2 - euh, grosse erreur, c'est tout le contraire !!!!!!!!!!!!!!!!!!!

il n'existe pas de droit de copie privée. Je parie un caisse de champagne si quelque me prouve son existe. Il me semble que tu interpretes mal la loi, la taxe sur la copie privée a pour objectif de compenser le manque à gagner faite par la "pratique de certains utilisateurs" (article 5 de DADVISI). 

La copie privée n'est pas un droit, n'a été que tolérée mais non reconnue. En gros c'est un droit que l'on a pas.

Par conséquent, je persiste et signe, légalement, tu n'as pas le droit d'extraire tes données pour les stocker à plusieurs endroits en meme temps. 

Je ne dis pas que cela est juste ou réel ou quoi que ce soit d'autre, je dis juste que cela est la loi...

Pourquoi crois tu que le RIPP de DVD est interdit en france? Pourquoi en serait-il autrement pour un CD?

Après je suis pas modérateur, mais il serait bon que quelqu'un fasse un rappel sur ce qui est légal et ce qui ne l'est pas sur macGé...


----------



## Pascal 77 (27 Janvier 2009)

ipascm a dit:


> 2 - euh, grosse erreur, c'est tout le contraire !!!!!!!!!!!!!!!!!!!
> 
> il n'existe pas de droit de copie privée. Je parie un caisse de champagne si quelque me prouve son existe.
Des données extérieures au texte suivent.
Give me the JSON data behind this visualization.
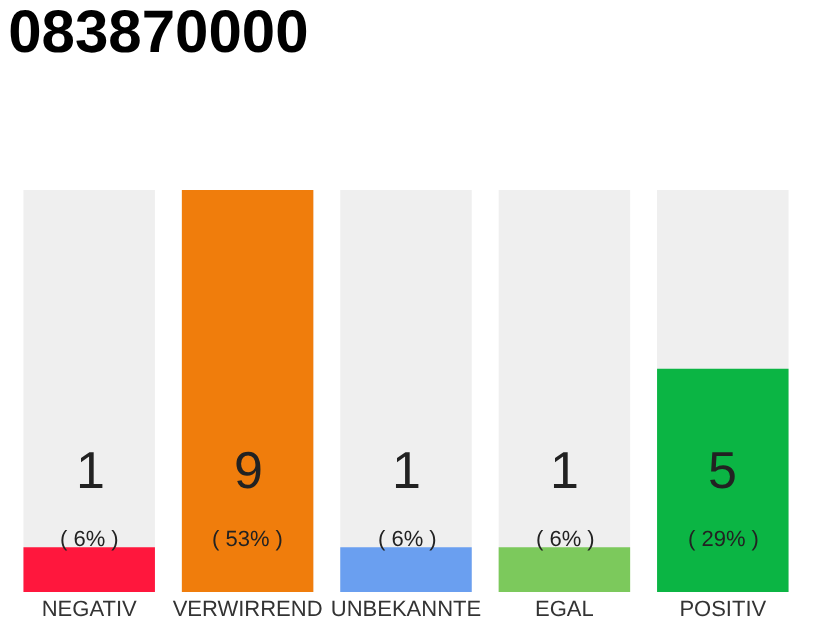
{
  "chart_data": {
    "type": "bar",
    "title": "083870000",
    "categories": [
      "NEGATIV",
      "VERWIRREND",
      "UNBEKANNTE",
      "EGAL",
      "POSITIV"
    ],
    "values": [
      1,
      9,
      1,
      1,
      5
    ],
    "colors": [
      "#ff173d",
      "#f07d0c",
      "#6a9ff0",
      "#7cc95c",
      "#0bb544"
    ],
    "value_labels": [
      "1\n( 6% )",
      "9\n( 53% )",
      "1\n( 6% )",
      "1\n( 6% )",
      "5\n( 29% )"
    ],
    "tick_labels": "x",
    "grid": false,
    "legend": false
  }
}
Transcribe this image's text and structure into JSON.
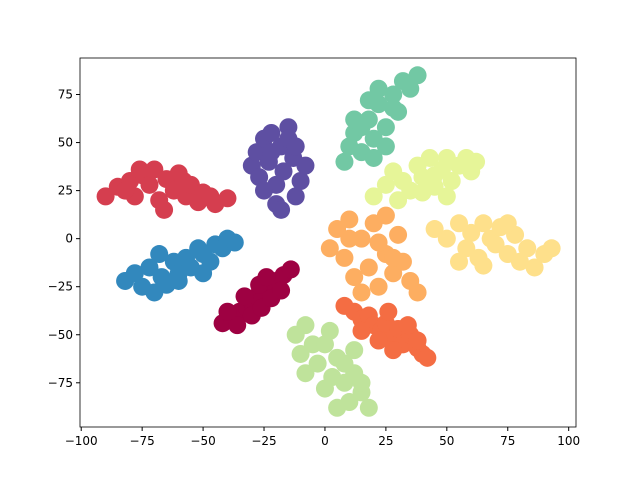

Il me semble que tu interpretes mal la loi, la taxe sur la copie privée a pour objectif de compenser le manque à gagner faite par la "pratique de certains utilisateurs" (article 5 de DADVISI).



Le conseil d'état a statué sur ce point, tout autre objectif que la copie privée rendrait cette taxe illégale, et même délictueuse si son objet était de compenser les pratiques que tu évoques (il s'agirait en fait de recel, on ne peut pas taxer une pratique illégale, donc reste la copie privée : le droit à la copie privée existe bien du seul fait d'un principe du droit français qui dit que tout ce qui n'est pas interdit par la loi est autorisé.
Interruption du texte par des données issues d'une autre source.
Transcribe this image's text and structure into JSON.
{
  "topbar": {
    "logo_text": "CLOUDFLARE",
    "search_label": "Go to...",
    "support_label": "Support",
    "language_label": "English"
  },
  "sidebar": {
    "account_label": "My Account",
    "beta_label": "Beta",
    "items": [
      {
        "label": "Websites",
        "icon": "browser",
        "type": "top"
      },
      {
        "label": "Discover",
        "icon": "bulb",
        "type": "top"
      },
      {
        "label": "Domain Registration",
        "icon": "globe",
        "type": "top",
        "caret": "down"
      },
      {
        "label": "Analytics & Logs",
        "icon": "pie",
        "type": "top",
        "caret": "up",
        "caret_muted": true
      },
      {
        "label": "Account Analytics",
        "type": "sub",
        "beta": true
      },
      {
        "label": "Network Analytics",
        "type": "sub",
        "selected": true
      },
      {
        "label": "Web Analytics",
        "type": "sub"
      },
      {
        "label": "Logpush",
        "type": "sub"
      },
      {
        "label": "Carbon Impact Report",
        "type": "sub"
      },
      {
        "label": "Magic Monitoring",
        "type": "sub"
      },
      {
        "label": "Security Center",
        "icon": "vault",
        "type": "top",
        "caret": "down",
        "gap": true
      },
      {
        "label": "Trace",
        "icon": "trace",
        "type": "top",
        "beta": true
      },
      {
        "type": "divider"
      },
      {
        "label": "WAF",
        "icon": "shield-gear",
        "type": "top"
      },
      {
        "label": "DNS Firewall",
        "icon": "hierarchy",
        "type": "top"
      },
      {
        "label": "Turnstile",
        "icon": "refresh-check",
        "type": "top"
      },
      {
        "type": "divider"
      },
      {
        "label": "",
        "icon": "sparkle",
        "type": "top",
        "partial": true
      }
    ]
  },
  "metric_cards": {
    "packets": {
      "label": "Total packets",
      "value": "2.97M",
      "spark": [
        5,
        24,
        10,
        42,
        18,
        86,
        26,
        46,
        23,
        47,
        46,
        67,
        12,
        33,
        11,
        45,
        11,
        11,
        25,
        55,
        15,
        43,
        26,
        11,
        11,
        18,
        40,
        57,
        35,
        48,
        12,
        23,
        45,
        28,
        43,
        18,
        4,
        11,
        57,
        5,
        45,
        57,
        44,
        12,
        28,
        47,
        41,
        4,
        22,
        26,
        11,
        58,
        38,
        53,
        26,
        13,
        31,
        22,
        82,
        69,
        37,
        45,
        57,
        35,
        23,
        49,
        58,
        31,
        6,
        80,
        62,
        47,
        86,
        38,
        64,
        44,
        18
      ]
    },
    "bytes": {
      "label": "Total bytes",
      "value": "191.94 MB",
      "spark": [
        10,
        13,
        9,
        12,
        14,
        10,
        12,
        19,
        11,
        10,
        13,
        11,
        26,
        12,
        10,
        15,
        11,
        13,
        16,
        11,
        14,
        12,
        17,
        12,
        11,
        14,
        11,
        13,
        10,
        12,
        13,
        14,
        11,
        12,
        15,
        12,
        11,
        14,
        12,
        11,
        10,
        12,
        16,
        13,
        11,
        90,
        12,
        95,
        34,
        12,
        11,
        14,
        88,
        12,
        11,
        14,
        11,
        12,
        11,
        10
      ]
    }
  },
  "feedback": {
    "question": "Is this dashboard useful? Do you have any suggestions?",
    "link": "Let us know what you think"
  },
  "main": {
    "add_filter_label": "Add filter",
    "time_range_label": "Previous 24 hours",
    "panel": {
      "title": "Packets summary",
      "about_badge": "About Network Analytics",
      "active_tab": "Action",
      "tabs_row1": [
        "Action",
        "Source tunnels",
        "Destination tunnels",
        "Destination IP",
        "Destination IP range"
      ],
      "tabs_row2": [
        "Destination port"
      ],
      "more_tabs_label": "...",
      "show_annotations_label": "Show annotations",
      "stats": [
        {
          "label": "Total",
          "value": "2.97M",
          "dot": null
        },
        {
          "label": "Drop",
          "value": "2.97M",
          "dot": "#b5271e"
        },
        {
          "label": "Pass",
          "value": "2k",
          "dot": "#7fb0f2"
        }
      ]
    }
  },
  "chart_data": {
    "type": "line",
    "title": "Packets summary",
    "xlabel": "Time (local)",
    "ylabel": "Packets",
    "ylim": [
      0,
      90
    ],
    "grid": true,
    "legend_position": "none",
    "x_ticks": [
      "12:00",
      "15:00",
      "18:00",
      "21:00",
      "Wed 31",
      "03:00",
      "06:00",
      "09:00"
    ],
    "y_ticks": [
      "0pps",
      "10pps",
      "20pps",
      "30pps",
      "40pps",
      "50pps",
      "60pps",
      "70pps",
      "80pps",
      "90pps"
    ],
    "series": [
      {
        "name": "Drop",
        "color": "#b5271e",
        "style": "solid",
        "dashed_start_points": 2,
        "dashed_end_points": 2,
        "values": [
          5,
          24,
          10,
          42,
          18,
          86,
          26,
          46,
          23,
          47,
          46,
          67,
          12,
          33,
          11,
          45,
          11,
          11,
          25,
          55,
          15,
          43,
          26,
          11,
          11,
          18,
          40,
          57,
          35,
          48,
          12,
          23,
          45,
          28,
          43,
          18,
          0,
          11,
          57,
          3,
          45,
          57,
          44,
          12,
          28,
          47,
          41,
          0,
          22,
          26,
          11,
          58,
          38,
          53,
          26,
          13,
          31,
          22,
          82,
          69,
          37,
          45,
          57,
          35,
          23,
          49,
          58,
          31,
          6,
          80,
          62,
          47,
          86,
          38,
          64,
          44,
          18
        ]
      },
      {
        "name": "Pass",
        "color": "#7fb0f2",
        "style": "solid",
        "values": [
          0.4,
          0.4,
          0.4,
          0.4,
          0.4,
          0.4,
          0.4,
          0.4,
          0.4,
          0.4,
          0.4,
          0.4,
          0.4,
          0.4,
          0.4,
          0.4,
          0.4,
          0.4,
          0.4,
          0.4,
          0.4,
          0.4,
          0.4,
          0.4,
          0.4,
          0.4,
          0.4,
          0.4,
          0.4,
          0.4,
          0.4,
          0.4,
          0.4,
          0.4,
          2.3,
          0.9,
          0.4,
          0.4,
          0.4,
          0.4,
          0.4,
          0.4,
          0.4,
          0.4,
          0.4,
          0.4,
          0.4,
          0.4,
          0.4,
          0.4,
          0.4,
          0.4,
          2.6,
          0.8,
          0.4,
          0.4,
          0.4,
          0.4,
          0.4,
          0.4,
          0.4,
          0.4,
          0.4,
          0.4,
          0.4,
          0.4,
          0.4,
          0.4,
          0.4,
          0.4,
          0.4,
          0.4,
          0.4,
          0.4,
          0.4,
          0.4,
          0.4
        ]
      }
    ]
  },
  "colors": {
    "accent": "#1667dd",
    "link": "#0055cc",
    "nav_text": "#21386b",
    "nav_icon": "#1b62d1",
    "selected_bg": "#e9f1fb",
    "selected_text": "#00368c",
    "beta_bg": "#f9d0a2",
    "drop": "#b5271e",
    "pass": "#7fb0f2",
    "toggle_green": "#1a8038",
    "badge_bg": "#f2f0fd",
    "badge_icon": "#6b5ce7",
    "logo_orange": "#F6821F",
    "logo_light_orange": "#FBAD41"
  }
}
On peut l'appeler "tolérance" si tu préfère, mais si le droit à la copie privée n'existe pas, tu es dans l'illégalité la plus totale, car je te mets également au défi de me prouver que le droit à respirer existe, ce qui ne t'empêche pas de le faire continuellement !
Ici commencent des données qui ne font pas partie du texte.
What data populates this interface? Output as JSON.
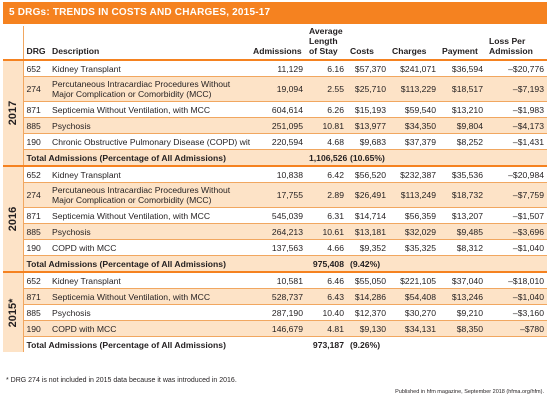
{
  "title": "5 DRGs: TRENDS IN COSTS AND CHARGES, 2015-17",
  "headers": {
    "drg": "DRG",
    "description": "Description",
    "admissions": "Admissions",
    "avg_stay_line1": "Average",
    "avg_stay_line2": "Length",
    "avg_stay_line3": "of Stay",
    "costs": "Costs",
    "charges": "Charges",
    "payment": "Payment",
    "loss_line1": "Loss Per",
    "loss_line2": "Admission"
  },
  "groups": [
    {
      "year": "2017",
      "rows": [
        {
          "drg": "652",
          "description": "Kidney Transplant",
          "admissions": "11,129",
          "stay": "6.16",
          "costs": "$57,370",
          "charges": "$241,071",
          "payment": "$36,594",
          "loss": "–$20,776"
        },
        {
          "drg": "274",
          "description": "Percutaneous Intracardiac Procedures Without Major Complication or Comorbidity (MCC)",
          "admissions": "19,094",
          "stay": "2.55",
          "costs": "$25,710",
          "charges": "$113,229",
          "payment": "$18,517",
          "loss": "–$7,193"
        },
        {
          "drg": "871",
          "description": "Septicemia Without Ventilation, with MCC",
          "admissions": "604,614",
          "stay": "6.26",
          "costs": "$15,193",
          "charges": "$59,540",
          "payment": "$13,210",
          "loss": "–$1,983"
        },
        {
          "drg": "885",
          "description": "Psychosis",
          "admissions": "251,095",
          "stay": "10.81",
          "costs": "$13,977",
          "charges": "$34,350",
          "payment": "$9,804",
          "loss": "–$4,173"
        },
        {
          "drg": "190",
          "description": "Chronic Obstructive Pulmonary Disease (COPD) with MCC",
          "admissions": "220,594",
          "stay": "4.68",
          "costs": "$9,683",
          "charges": "$37,379",
          "payment": "$8,252",
          "loss": "–$1,431"
        }
      ],
      "total_label": "Total Admissions (Percentage of All Admissions)",
      "total_value": "1,106,526",
      "total_pct": "(10.65%)"
    },
    {
      "year": "2016",
      "rows": [
        {
          "drg": "652",
          "description": "Kidney Transplant",
          "admissions": "10,838",
          "stay": "6.42",
          "costs": "$56,520",
          "charges": "$232,387",
          "payment": "$35,536",
          "loss": "–$20,984"
        },
        {
          "drg": "274",
          "description": "Percutaneous Intracardiac Procedures Without Major Complication or Comorbidity (MCC)",
          "admissions": "17,755",
          "stay": "2.89",
          "costs": "$26,491",
          "charges": "$113,249",
          "payment": "$18,732",
          "loss": "–$7,759"
        },
        {
          "drg": "871",
          "description": "Septicemia Without Ventilation, with MCC",
          "admissions": "545,039",
          "stay": "6.31",
          "costs": "$14,714",
          "charges": "$56,359",
          "payment": "$13,207",
          "loss": "–$1,507"
        },
        {
          "drg": "885",
          "description": "Psychosis",
          "admissions": "264,213",
          "stay": "10.61",
          "costs": "$13,181",
          "charges": "$32,029",
          "payment": "$9,485",
          "loss": "–$3,696"
        },
        {
          "drg": "190",
          "description": "COPD with MCC",
          "admissions": "137,563",
          "stay": "4.66",
          "costs": "$9,352",
          "charges": "$35,325",
          "payment": "$8,312",
          "loss": "–$1,040"
        }
      ],
      "total_label": "Total Admissions (Percentage of All Admissions)",
      "total_value": "975,408",
      "total_pct": "(9.42%)"
    },
    {
      "year": "2015*",
      "rows": [
        {
          "drg": "652",
          "description": "Kidney Transplant",
          "admissions": "10,581",
          "stay": "6.46",
          "costs": "$55,050",
          "charges": "$221,105",
          "payment": "$37,040",
          "loss": "–$18,010"
        },
        {
          "drg": "871",
          "description": "Septicemia Without Ventilation, with MCC",
          "admissions": "528,737",
          "stay": "6.43",
          "costs": "$14,286",
          "charges": "$54,408",
          "payment": "$13,246",
          "loss": "–$1,040"
        },
        {
          "drg": "885",
          "description": "Psychosis",
          "admissions": "287,190",
          "stay": "10.40",
          "costs": "$12,370",
          "charges": "$30,270",
          "payment": "$9,210",
          "loss": "–$3,160"
        },
        {
          "drg": "190",
          "description": "COPD with MCC",
          "admissions": "146,679",
          "stay": "4.81",
          "costs": "$9,130",
          "charges": "$34,131",
          "payment": "$8,350",
          "loss": "–$780"
        }
      ],
      "total_label": "Total Admissions (Percentage of All Admissions)",
      "total_value": "973,187",
      "total_pct": "(9.26%)"
    }
  ],
  "footnote": "* DRG 274 is not included in 2015 data because it was introduced in 2016.",
  "published": "Published in hfm magazine, September 2018 (hfma.org/hfm).",
  "colors": {
    "accent": "#f58220",
    "shade": "#fde3c7"
  }
}
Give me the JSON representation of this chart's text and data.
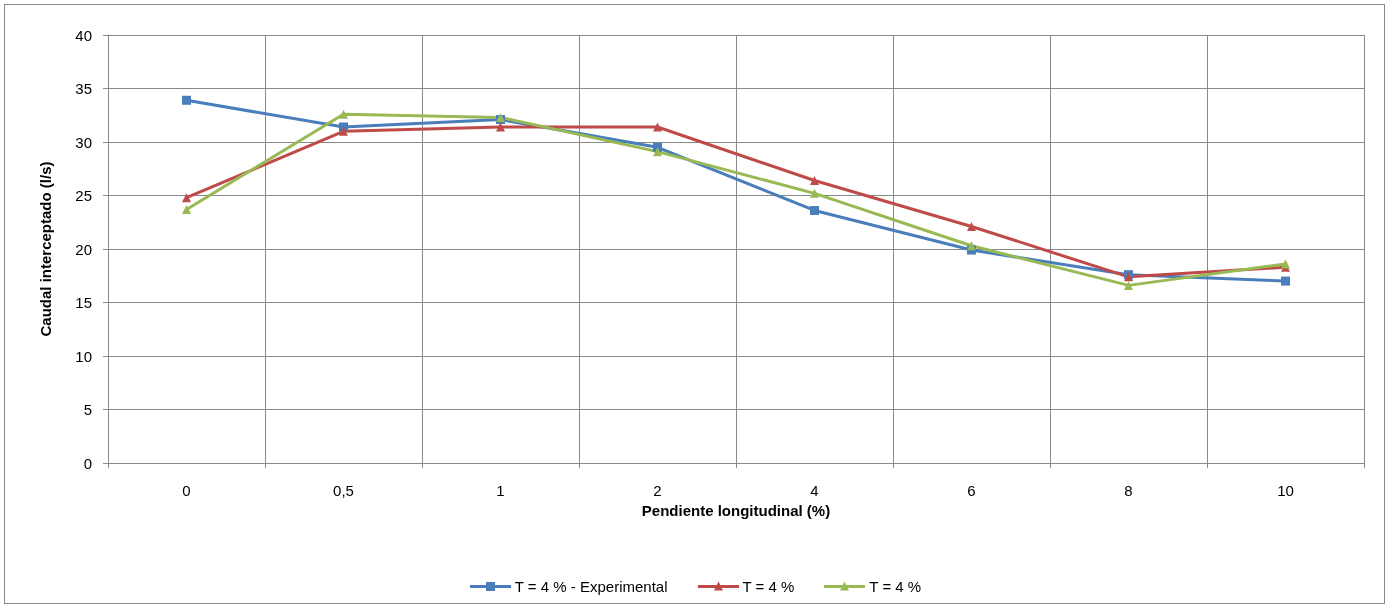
{
  "chart_data": {
    "type": "line",
    "xlabel": "Pendiente longitudinal (%)",
    "ylabel": "Caudal interceptado (l/s)",
    "categories": [
      "0",
      "0,5",
      "1",
      "2",
      "4",
      "6",
      "8",
      "10"
    ],
    "series": [
      {
        "name": "T = 4 % - Experimental",
        "color": "#4a7ebb",
        "marker": "square",
        "values": [
          33.9,
          31.4,
          32.1,
          29.5,
          23.6,
          19.9,
          17.6,
          17.0
        ]
      },
      {
        "name": "T = 4 %",
        "color": "#be4b48",
        "marker": "triangle",
        "values": [
          24.8,
          31.0,
          31.4,
          31.4,
          26.4,
          22.1,
          17.4,
          18.3
        ]
      },
      {
        "name": "T = 4 %",
        "color": "#98b954",
        "marker": "triangle",
        "values": [
          23.7,
          32.6,
          32.3,
          29.1,
          25.2,
          20.3,
          16.6,
          18.6
        ]
      }
    ],
    "ylim": [
      0,
      40
    ],
    "yticks": [
      0,
      5,
      10,
      15,
      20,
      25,
      30,
      35,
      40
    ],
    "grid": true,
    "legend": "bottom",
    "line_style": "solid"
  }
}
Pour le champagne, je préfèrerais une caisse de cidre fermier


----------



## ipascm (27 Janvier 2009)

Pascal 77 a dit:


> Le conseil d'état a statué sur ce point, tout autre objectif que la copie privée rendrait cette taxe illégale, et même délictueuse si son objet était de compenser les pratiques que tu évoques (il s'agirait en fait de recel, on ne peut pas taxer une pratique illégale, donc reste la copie privée : le droit à la copie privée existe bien du seul fait d'un principe du droit français qui dit que tout ce qui n'est pas interdit par la loi est autorisé.
> 
> On peut l'appeler "tolérance" si tu préfère, mais si le droit à la copie privée n'existe pas, tu es dans l'illégalité la plus totale, car je te mets également au défi de me prouver que le droit à respirer existe, ce qui ne t'empêche pas de le faire continuellement !
> 
> Pour le champagne, je préfèrerais une caisse de cidre fermier


 
Tolérance n'existe pas en droit. bon je ne lutte pas, ca ne sert pas à grand chose, si 
tu penses que :



Pascal 77 a dit:


> "le droit à la copie privée existe bien du seul fait d'un principe du droit français qui dit que tout ce qui n'est pas interdit par la loi est autorisé."...


 
-> oula ca sort d'ou ca? Le droit c'est "agir en bon père de famille", et donc que tout n'est pas clairement autorisé.

Et que :


Pascal 77 a dit:


> "te mets également au défi de me prouver que le droit à respirer existe"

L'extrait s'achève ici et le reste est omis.